# My halloween soundtrack songs



## samhaynes (May 27, 2012)

Hi everyone
I write music for Halloween. I am trying to push the boundaries and mix new styles with traditional sounding horror and haunt music. Please give it a listen - 
I have just released a new album and would love to know what you think of them
you can stream my new songs here

https://samhaynes1.bandcamp.com/album/the-incredible-dark-carnival-halloween-2015-horror-music

or listen to some on youtube too













Thanks, Sam:jol:


----------



## Howlinmadjack (Jul 20, 2009)

Very cool!! I love the dark sinister aspect of the songs. I especially like the boneyard track!!


----------



## RoxyBlue (Oct 6, 2008)

Nice work as always, sam! Very moody and (as Jack noted) sinister feel to these tracks.

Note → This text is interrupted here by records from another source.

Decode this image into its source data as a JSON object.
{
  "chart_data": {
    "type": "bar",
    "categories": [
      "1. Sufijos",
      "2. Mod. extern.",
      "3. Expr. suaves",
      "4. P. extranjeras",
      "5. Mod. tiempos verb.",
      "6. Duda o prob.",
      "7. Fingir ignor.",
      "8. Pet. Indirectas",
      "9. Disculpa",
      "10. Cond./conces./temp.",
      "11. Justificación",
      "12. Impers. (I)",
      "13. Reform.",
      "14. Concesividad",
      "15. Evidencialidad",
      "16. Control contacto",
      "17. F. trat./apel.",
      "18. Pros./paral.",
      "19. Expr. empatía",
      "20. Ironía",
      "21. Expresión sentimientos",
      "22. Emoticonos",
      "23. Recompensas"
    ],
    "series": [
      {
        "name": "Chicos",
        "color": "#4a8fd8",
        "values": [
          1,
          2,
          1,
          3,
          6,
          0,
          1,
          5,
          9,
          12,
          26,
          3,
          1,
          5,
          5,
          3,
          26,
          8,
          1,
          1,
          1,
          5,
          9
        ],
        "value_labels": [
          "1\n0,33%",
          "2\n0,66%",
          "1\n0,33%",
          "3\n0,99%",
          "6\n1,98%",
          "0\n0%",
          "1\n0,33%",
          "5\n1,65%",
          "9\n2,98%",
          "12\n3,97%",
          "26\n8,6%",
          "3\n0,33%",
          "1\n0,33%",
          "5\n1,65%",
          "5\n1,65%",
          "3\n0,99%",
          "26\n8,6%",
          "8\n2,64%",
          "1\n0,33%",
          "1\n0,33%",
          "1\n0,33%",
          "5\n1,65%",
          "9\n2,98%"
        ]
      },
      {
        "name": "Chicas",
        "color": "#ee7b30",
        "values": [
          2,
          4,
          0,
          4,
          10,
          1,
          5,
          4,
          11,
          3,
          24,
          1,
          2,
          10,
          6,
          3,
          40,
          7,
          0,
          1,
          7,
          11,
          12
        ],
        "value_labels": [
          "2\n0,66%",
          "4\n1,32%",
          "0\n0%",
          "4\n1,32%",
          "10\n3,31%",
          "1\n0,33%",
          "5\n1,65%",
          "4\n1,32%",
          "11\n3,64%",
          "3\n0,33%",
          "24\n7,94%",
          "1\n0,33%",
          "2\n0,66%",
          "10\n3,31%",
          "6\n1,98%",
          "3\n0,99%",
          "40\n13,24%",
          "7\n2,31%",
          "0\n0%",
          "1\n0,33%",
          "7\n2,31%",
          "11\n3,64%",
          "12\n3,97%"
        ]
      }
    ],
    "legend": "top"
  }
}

You might consider trying out the parade track without the drum or perhaps try it with a deep bass drum sound. There's a brooding feel to the other instrumental voices used and the drum doesn't seem to quite fit that mood, at least to my ear.


----------



## bobzilla (Nov 13, 2008)

Very nice!
All creepy and sh**


----------



## deadSusan (Jun 26, 2013)

Atmospheric! Really nice.


----------



## samhaynes (May 27, 2012)

Thanks for listening and giving some feedback Jack, bob, susan and roxyblue appreciate it. Glad you like them. I might revisit parade at some point. I was trying to get a 70s sound to the drum with it, but i like your suggestion!


----------



## highbury (Nov 5, 2009)

I'm with Howlin Mad Jack - _Boneyard_ is amazing. I love my haunt music to be dark and I love my haunt music to be ambient, and I really like how you've taken that track away from the drum & bass feel and gone deeper into the ambient atmospherics. I could listen to that track all night. Great stuff again, Sam!!


----------